Peoplesoft GM of CRM Joe Davis shared his experience in taking Clarify private when it was part of Nortel. Gartner has trained every enterprise buyer to take advantage of deal making to be done just before 7pm EST at the end of the quarter. The perpetual license model has drawbacks including end of quarter pricing pressure. He developed a model where not everything is paid up front, but instead having most of it be milestone-based. The result allows you to enter into the quarter knowing where 70% of your revenue is going to come from. But more importantly, it shares risk. They used a period of being private to make this switch as it would create a significant hit to earnings for about two quarters.
Suggests that subscription models are best for new companies -- they are sellable and don't require the burden of maintainence.
At Socialtext, to toot my own horn for a moment, we have the benefit of beginning with a similar model. Socialtext Workspace pricing is largely subscription based. This shares risk with customers, allows business cases to be built and costs to be incremental. For customers that don't want to pay us a dime, we even offer an open source version (Kwikspace) with an easy upgrade path to the commercial version meant for business use. We also offer fair exits from the service with a low switching cost, such as transitioning use to our open source product.. We do this because we don't believe in false lock-in and believe in the value of our products today and tomorrow.

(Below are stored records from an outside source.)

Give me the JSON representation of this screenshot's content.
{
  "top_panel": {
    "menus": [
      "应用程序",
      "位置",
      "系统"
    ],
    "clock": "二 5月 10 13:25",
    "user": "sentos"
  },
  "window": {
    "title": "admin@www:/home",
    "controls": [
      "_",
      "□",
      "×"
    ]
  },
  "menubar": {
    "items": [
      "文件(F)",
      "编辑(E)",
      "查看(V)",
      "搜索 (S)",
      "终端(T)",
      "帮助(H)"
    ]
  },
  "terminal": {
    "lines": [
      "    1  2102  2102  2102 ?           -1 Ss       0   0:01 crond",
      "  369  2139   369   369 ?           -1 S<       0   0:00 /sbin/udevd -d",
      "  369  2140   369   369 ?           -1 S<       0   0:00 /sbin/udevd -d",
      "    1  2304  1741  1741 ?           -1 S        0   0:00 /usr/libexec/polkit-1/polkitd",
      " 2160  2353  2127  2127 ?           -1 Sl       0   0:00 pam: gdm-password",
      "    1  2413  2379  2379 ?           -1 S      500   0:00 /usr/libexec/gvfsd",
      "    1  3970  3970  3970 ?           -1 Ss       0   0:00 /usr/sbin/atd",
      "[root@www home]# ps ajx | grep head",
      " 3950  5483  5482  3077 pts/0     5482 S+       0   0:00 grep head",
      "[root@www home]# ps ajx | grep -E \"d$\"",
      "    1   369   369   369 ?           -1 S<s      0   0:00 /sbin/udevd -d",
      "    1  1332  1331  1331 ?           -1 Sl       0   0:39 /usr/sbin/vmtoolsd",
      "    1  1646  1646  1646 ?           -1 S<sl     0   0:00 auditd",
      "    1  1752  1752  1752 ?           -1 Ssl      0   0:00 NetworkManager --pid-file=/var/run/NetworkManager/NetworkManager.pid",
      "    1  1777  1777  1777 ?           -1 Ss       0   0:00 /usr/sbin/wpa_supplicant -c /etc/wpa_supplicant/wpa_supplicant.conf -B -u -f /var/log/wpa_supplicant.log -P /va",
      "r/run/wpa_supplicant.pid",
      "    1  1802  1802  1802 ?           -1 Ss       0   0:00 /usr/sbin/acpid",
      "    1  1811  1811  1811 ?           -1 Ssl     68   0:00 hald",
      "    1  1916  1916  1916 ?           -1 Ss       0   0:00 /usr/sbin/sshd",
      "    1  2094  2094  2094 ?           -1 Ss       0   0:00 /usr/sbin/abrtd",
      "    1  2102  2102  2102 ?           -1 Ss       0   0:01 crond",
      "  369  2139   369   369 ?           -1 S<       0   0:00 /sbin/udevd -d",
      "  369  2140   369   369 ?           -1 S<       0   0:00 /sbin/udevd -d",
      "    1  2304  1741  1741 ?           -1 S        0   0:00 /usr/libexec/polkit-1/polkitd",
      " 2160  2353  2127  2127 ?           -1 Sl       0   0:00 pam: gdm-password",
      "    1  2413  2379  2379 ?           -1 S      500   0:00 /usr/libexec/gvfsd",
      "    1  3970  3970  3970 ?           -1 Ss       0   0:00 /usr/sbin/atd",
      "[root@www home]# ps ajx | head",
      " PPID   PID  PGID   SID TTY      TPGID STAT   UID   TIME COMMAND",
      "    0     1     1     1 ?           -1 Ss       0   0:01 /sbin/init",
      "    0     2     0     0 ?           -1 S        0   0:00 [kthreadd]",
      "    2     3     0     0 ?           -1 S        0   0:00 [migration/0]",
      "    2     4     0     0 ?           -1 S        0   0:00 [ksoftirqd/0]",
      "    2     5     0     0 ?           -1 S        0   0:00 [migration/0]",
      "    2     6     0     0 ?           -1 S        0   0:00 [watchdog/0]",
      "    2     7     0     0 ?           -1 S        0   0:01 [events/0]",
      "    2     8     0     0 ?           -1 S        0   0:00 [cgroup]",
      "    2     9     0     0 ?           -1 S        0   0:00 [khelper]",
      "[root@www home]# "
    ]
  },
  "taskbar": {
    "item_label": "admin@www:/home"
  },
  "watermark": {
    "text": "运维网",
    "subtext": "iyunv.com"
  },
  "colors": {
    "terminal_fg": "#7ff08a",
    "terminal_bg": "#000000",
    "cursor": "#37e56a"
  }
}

We offer both a hosted service and an Appliance offering. The hosted offering allows immeadiate and incremental use that scales as well as the web. For some customers, we offer the Appliance as an option for on premesis deployment. The Appliance has a lower total cost of production for us and a lower cost of ownership for the customer compared to other models of on-site deployment. But enough about me and my horn...
Siebel CIO Mark Sunday described the virtues of a hybrid approach that leverages the same architecture. They found from a customer survey that all believe there is some area where a hosted service could be applicable. 85% of their employees are also Seibel users so they have additional insight into applicability for other processes. They offer annuity as well as perpetual licensing options for prem customers. Some buyers choose perpetual to buy forward. Having "every month be a close is a mind-shift." Hosted offerings can work with the channel (IBM; BT bundle with hosted VoIP, Big 5 interest in SMBs). The hybrid approach is essential for large organizations
Phil Windley, former CIO (blogger and Scout) of the State of Utah, comments that in the public sector making mistakes hits the papers which can lock a vendor out of future work. The subscription model makes it easier to succeed. Phil recalls when he had to write about Grand Central for Infoworld. He was able to access the web services platform immediately, tinker around, and get a good enough sense to almost write about it before talking with CTO John McDowall.
Interesting discussion of switching costs. Someone suggests that Salesforce has a high level of churn which is represented as a risk factor in their S-1, but not heavily reported.
Citrix Biz Dev Director Bob Gardner was one of the first to deploy the ASP model. As a veteran of the ASP wars, he asks himself if its hard to define applications without integration. Mark replies that its less of an issue for many substantive companies than you would expect. Especially with XML and SOAP. Someone asks if any company has a fully integrated system that flows to dashboards. The most fully integrated is Peoplesoft, Oracle and SAP...although there are other examples like Forester and Akamai...but is for the most part rare.
Some good discussion about how often you don't have to involve IT with the subscription model.
Mark Sunday: Every organization has the IT they deserve.
Overall, a great session. As I alluded above, the key is recognizing the intelligence of today's buyers. If you don't offer an incremental path of risk and flexible options they won't buy. They might just do it themselves. The most suprising thing about this session and the conference overall is it was the first I have been to for a long long time that didn't consider open source as a key part of the mix.